The phase II study just reported, in patients with moderate to severe chronic pain caused by osteoarthritis of the knee, followed a so-called randomised withdrawal design. This involves a run-in in which the active drug is titrated before randomisation and patients that fail to respond or who cannot tolerate the treatment are eliminated, so a more accurate picture of the compound’s activity can be drawn.
This is pretty standard in the testing of opioids – because many patients cannot tolerate the side-effects of this class, a high proportion tend to withdraw from the active arm, accentuating any placebo effect and derailing the outcome.
But despite the run-in, in Nektar’s trial of NKTR-181 the average change in a patient’s pain score from pre-randomised baseline to the end of the treatment period – the primary endpoint – showed no difference between active and placebo arms.
Of the 295 patients originally recruited, 213 achieved an average 40% reduction in pain over the titration period and entered the randomised phase of the study, half being switched to a placebo and half continuing with NKTR-181. The company did not release the final data, but said on a call that that both arms continued to experience around the same level of pain relief over the 21 days of the study.
One explanation the company mooted for this “unusual lack of placebo rebound” was the much lower rate of adverse CNS events recorded in the trial than would normally be seen with this class.

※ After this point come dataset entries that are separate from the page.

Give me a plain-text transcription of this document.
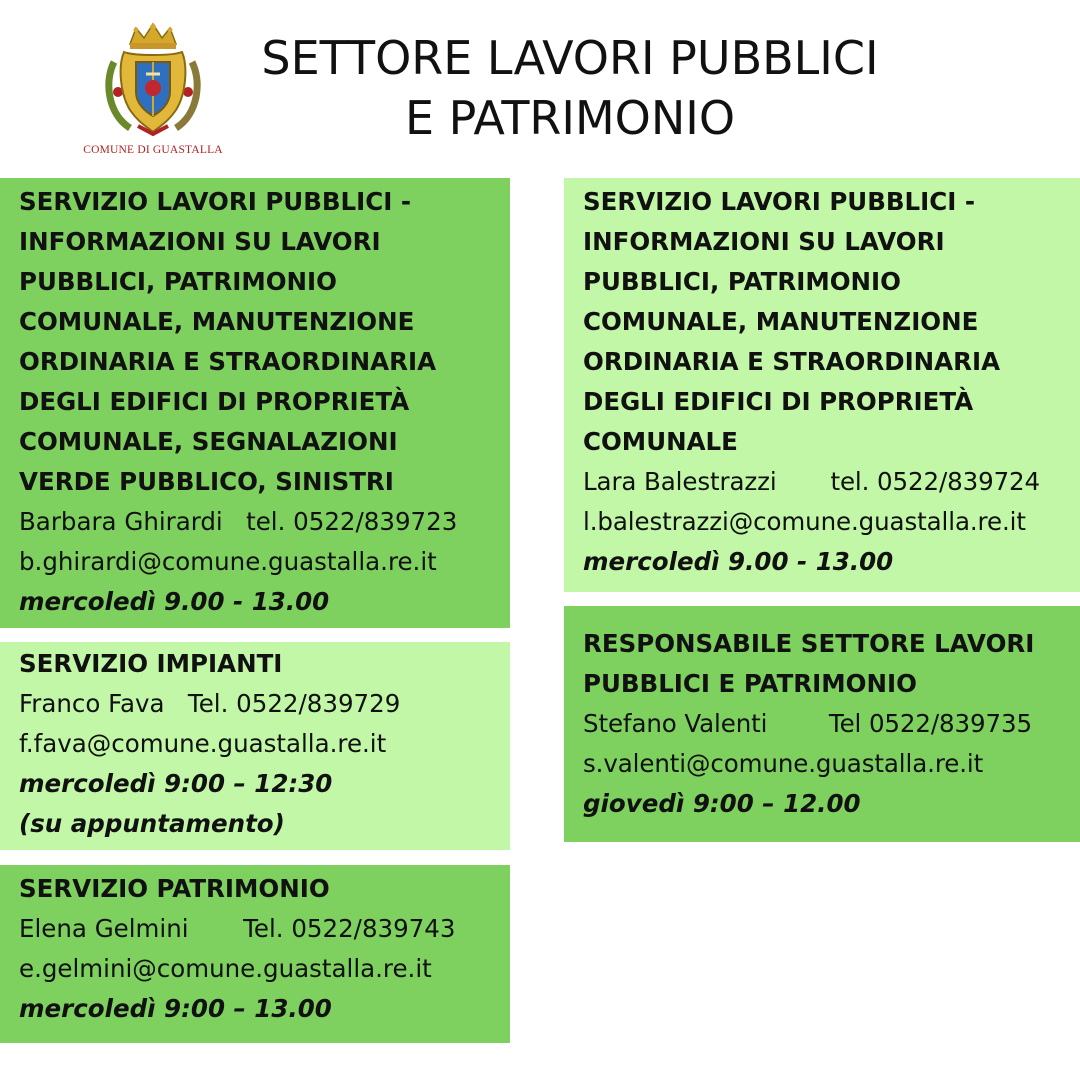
COMUNE DI GUASTALLA
SETTORE LAVORI PUBBLICI
E PATRIMONIO
SERVIZIO LAVORI PUBBLICI -
INFORMAZIONI SU LAVORI
PUBBLICI, PATRIMONIO
COMUNALE, MANUTENZIONE
ORDINARIA E STRAORDINARIA
DEGLI EDIFICI DI PROPRIETÀ
COMUNALE, SEGNALAZIONI
VERDE PUBBLICO, SINISTRI
Barbara Ghirardi   tel. 0522/839723
b.ghirardi@comune.guastalla.re.it
mercoledì 9.00 - 13.00
SERVIZIO IMPIANTI
Franco Fava   Tel. 0522/839729
f.fava@comune.guastalla.re.it
mercoledì 9:00 – 12:30
(su appuntamento)
SERVIZIO PATRIMONIO
Elena Gelmini       Tel. 0522/839743
e.gelmini@comune.guastalla.re.it
mercoledì 9:00 – 13.00
SERVIZIO LAVORI PUBBLICI -
INFORMAZIONI SU LAVORI
PUBBLICI, PATRIMONIO
COMUNALE, MANUTENZIONE
ORDINARIA E STRAORDINARIA
DEGLI EDIFICI DI PROPRIETÀ
COMUNALE
Lara Balestrazzi       tel. 0522/839724
l.balestrazzi@comune.guastalla.re.it
mercoledì 9.00 - 13.00
RESPONSABILE SETTORE LAVORI
PUBBLICI E PATRIMONIO
Stefano Valenti        Tel 0522/839735
s.valenti@comune.guastalla.re.it
giovedì 9:00 – 12.00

A withdrawal trial design is predicated on a placebo rebound – if that does not happen the trial fails. However one criticism of this design is that patients often become aware they are on placebo because the CNS side effects disappear post randomisation, and their pain scores rebound. Because patients did not receive a strong signal about what arm they were on in the NKTR-181 trial, the cohorts produced similar readings, Nektar execs suggested.
Reason to pause
Nektar apparently feels this explanation to be plausible enough to push forward into a large phase III study. As well as the pain relief measured in the active arm, the company pointed to very low dropout rates during the titration phase of the study, compared to other trials of opioids as further evidence of the drug’s effectiveness and superior tolerability.
However, even if these readings are accurate, the real challenge lies in designing a trial to prove it. The placebo effect has derailed many a promising project and foxed many a smart company. And then Nektar still has to convince the FDA that NKTR-181 is less attractive to abusers.
Talks will now be held with regulators but the company sees no reason why phase III could not start early next year.
“What we have learned should be enough to allow us to put together a successful phase III programme,” Howard Robin, chief executive, said on the call. “We don’t see any reason to go backwards.”
The $100m that Mr Robin estimates a pivotal trial will cost is one big reason why investors might prefer Nektar to at least stand still, and perhaps first test any new trial design more modestly.